The Wisdom of Life – Arthur Schopenhauer

Notes:

  • The fundamental reality and driving force of the world is will. Will is a form of desire, a need of something. Need and pain are what is positive in the world. Thus happiness is a negation or renunciation of this will. All phenomena develop from will.

  • Schop: Our present existence is an infinitesimal moment between two eternities, the past and the future. Observing our moment is like Plato’s cave dwellers observing their shadows. One might think their tiny shadowy pocket of a moment that they call life is a comedy, but zoom out and it’s a tragedy, a long record of struggle and pain, with the death of the hero as the final certainty.

  • Hope for the future is a tacit admission of evil in the present.

  • Cum grano salis = with a grain of salt.

  • Cheerfulness is the flower of health. Health = avoid every kind of excess, all violent and unpleasant emotion, all mental overstrain, take daily exercise in the open air, cold baths and such…

  • The body is constantly in internal motion—the heart, the stomach, intestines, lungs, glands, brain, breath, etc. This ceaseless internal motion requires some external counterpart.

  • Smartphone addiction: Intellectual dullness is caused by a constant and lively attention to all the trivial circumstances of the world.

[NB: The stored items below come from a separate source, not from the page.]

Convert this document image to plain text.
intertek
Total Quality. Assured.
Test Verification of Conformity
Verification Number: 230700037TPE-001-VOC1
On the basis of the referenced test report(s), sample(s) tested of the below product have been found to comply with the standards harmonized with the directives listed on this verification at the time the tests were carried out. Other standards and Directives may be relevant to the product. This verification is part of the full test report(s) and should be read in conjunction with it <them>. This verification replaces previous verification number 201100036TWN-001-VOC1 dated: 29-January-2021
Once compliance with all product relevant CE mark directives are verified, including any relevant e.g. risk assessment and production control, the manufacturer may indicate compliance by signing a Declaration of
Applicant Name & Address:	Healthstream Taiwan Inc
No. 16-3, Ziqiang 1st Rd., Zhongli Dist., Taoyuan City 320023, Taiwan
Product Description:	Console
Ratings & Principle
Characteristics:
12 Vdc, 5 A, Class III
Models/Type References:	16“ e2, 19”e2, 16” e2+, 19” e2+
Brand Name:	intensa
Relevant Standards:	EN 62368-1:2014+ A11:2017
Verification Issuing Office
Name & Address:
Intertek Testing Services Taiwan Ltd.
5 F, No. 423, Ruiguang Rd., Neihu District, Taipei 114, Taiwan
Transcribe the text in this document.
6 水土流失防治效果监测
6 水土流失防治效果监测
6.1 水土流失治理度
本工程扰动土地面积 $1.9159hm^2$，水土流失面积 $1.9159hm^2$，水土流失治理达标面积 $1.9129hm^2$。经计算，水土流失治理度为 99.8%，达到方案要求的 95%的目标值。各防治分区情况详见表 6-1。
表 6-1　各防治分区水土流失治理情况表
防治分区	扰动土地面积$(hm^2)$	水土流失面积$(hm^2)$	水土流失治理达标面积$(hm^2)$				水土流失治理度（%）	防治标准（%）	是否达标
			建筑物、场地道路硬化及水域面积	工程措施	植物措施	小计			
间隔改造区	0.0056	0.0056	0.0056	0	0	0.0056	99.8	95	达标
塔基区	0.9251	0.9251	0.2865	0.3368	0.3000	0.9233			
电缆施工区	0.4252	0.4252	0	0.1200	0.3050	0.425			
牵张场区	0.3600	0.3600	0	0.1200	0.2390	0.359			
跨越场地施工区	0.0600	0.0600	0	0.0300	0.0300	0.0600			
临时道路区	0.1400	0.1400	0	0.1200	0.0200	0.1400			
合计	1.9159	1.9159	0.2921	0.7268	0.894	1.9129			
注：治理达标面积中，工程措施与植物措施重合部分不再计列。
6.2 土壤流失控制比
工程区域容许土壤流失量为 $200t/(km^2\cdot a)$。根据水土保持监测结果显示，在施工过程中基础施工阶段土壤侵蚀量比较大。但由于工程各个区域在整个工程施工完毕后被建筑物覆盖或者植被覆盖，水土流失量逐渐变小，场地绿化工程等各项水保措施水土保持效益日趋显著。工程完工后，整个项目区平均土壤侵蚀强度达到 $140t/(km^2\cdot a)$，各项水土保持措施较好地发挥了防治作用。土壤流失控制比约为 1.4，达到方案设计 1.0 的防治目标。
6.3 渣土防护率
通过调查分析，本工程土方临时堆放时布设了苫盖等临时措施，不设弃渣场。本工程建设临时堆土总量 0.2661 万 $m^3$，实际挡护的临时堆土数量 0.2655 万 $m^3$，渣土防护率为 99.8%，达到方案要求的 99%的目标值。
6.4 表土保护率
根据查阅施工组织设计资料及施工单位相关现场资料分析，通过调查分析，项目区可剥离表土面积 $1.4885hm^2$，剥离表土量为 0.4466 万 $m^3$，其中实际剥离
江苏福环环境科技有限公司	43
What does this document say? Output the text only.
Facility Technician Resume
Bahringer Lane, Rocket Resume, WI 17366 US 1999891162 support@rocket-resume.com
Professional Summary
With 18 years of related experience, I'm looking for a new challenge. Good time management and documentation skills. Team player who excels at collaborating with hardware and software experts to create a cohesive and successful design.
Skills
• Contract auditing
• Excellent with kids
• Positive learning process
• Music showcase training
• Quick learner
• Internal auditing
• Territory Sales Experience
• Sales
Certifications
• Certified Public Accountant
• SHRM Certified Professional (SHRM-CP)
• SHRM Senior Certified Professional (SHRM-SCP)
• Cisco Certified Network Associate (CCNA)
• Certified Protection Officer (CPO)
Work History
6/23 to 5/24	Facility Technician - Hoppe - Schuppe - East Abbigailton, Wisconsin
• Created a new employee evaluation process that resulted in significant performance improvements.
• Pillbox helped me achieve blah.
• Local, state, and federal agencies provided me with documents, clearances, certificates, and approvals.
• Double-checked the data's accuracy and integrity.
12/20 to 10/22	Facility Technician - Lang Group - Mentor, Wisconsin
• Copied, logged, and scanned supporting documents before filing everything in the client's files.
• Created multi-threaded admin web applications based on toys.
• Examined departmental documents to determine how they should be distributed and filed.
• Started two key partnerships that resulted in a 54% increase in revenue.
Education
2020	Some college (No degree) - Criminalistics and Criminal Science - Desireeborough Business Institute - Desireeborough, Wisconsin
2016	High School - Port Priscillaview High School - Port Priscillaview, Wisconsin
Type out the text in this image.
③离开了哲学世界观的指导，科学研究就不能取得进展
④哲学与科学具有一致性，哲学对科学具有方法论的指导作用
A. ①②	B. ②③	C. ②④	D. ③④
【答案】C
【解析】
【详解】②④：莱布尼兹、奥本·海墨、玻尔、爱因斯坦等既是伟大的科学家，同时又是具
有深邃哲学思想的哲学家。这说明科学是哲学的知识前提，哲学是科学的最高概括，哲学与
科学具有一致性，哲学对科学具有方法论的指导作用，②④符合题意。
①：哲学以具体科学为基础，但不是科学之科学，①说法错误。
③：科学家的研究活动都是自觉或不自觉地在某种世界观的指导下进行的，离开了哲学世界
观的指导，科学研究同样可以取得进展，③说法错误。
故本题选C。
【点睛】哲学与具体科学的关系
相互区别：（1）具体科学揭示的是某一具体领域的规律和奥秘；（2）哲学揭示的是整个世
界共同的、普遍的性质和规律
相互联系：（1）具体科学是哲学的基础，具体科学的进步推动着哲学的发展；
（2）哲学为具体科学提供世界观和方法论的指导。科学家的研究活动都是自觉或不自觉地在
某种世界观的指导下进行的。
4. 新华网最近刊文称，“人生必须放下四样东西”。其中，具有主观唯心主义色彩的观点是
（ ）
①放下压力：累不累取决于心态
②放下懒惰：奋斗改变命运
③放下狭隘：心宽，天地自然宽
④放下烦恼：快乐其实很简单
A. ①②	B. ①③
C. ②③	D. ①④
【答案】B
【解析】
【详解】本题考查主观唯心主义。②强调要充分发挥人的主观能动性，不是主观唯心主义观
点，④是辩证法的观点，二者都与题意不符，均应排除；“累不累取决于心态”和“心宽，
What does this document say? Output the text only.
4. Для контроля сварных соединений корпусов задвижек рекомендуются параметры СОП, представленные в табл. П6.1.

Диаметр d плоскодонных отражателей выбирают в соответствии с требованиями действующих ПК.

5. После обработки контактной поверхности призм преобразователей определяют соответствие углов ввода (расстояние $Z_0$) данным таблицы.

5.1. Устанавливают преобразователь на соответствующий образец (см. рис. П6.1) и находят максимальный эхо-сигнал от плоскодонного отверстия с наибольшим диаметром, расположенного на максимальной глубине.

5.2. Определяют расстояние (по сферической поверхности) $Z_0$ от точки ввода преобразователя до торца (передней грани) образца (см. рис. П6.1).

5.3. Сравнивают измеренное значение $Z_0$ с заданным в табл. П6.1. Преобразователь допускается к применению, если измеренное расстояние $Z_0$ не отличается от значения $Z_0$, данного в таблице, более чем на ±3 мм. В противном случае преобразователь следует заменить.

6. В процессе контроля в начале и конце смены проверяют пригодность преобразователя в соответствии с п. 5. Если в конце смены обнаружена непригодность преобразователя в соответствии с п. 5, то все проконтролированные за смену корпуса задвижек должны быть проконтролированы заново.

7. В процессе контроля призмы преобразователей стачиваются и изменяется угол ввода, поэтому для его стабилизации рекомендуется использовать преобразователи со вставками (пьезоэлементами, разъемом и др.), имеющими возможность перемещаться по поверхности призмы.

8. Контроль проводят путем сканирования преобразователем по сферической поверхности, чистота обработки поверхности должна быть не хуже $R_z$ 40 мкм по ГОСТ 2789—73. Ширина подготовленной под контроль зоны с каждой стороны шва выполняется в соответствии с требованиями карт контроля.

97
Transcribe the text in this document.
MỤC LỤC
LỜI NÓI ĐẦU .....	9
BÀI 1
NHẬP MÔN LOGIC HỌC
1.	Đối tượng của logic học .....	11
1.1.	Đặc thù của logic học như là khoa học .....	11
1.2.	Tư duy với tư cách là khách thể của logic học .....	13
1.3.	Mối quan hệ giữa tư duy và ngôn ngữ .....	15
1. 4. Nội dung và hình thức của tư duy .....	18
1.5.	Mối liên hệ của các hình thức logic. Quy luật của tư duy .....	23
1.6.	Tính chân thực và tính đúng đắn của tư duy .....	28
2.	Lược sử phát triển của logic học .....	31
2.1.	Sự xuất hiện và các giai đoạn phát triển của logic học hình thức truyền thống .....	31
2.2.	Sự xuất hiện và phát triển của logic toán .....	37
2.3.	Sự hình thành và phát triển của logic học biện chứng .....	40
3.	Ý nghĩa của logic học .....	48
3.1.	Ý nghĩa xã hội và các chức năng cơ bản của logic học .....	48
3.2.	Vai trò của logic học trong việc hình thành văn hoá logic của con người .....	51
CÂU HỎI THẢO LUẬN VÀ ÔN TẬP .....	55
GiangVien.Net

This is the true cause of boredom—a continual panting after excitement, in order to have a pretext for giving the mind and spirits something to occupy them.

  • The intellectual life is like a slowly-forming work of art that acquires a consistency and unity which becomes ever more and more complete.

  • “Forced labour” is the natural lot of every mortal. Only those outside the need to labor are “free.” “Inherited wealth reaches its utmost value when it falls to the individual endowed with mental powers of a high order, who is resolved to pursue a line of life not compatible with the making of money.” This individual “will pay his debt to mankind a hundred times, … by producing some work which contributes to the general good, and redounds to the honour of humanity at large.”

  • After health, the next most important factor in happiness is “the ability to maintain ourselves in independence and freedom from care.”

  • If you are superior in something, you should focus on that. If you pretend not to be gifted “and hob-nob with the generality of other people,” they will treat you as one of themselves.

  • Schop: Society places way too much stock in “knightly honor” and gets way too offended by physical blows. Corporal punishment can be a good thing. Animals do it. It’s natural. Must be done not as an insult to honor or dignity, but as a punishment to those who “possess nothing and therefore cannot be fined.”

  • The longer a man’s fame is likely to last, the later it will be in coming. The more a man belongs to posterity, in other words, to humanity in general, the more of an alien he is to his contemporaries.

  • “Fame and youth are too much for a mortal at one and the same time.” Why child stars crash out.

  • People who possess true genius should study matters common to all humanity. Because they alone can find new insights. Those of ordinary intellect should study more specific topics but with great intensity and work ethic.

Quotes:

  • Since everything which exists or happens for a man exists only in his consciousness and happens for it alone, the most essential thing for a man is the constitution of this consciousness, which is in most cases far more important than the circumstances which go to form its contents.

    • See also: “The mind is its own place, and in itself / Can make a Heav'n of Hell, a Hell of Heav'n.” -John Milton

    • See also: “Temperament puts all divinity to rout.” -Emerson

  • Hunger is the best sauce.

  • The only thing that stands in our power to achieve, is to make the most advantageous use possible of the personal qualities we possess, and accordingly to follow such pursuits only as will call them into play, to strive after the kind of perfection of which they admit and to avoid every other; consequently, to choose the position, occupation and manner of life which are most suitable for their development.

  • Nine-tenths of our happiness depends upon health alone.

  • The greatest of follies is to sacrifice health for any other kind of happiness, whatever it may be, for gain, advancement, learning or fame, let alone, then, for fleeting sensual pleasures.

  • Beauty is an open letter of recommendation.

  • The happiest destiny on earth is to have the rare gift of a rich individuality, and, more especially, to be possessed of a good endowment of intellect.

  • My philosophy, for instance, has never brought me in a sixpence; but it has spared me many an expense.

  • A dilettante interest in art is a very different thing from creative activity.

  • To measure a man’s happiness only by what he gets, and not also by what he expects to get, is as futile as to try to express a fraction which shall have a numerator but no denominator.

  • Most men set the utmost value precisely on what other people think, and are more concerned about it than about what goes on in their own consciousness, which is the thing most immediately and directly present to them. They reverse the natural order,—regarding the opinions of others as real existence and their own consciousness as something shadowy.

  • He is the happiest man who, no matter how, manages sincerely to admire himself.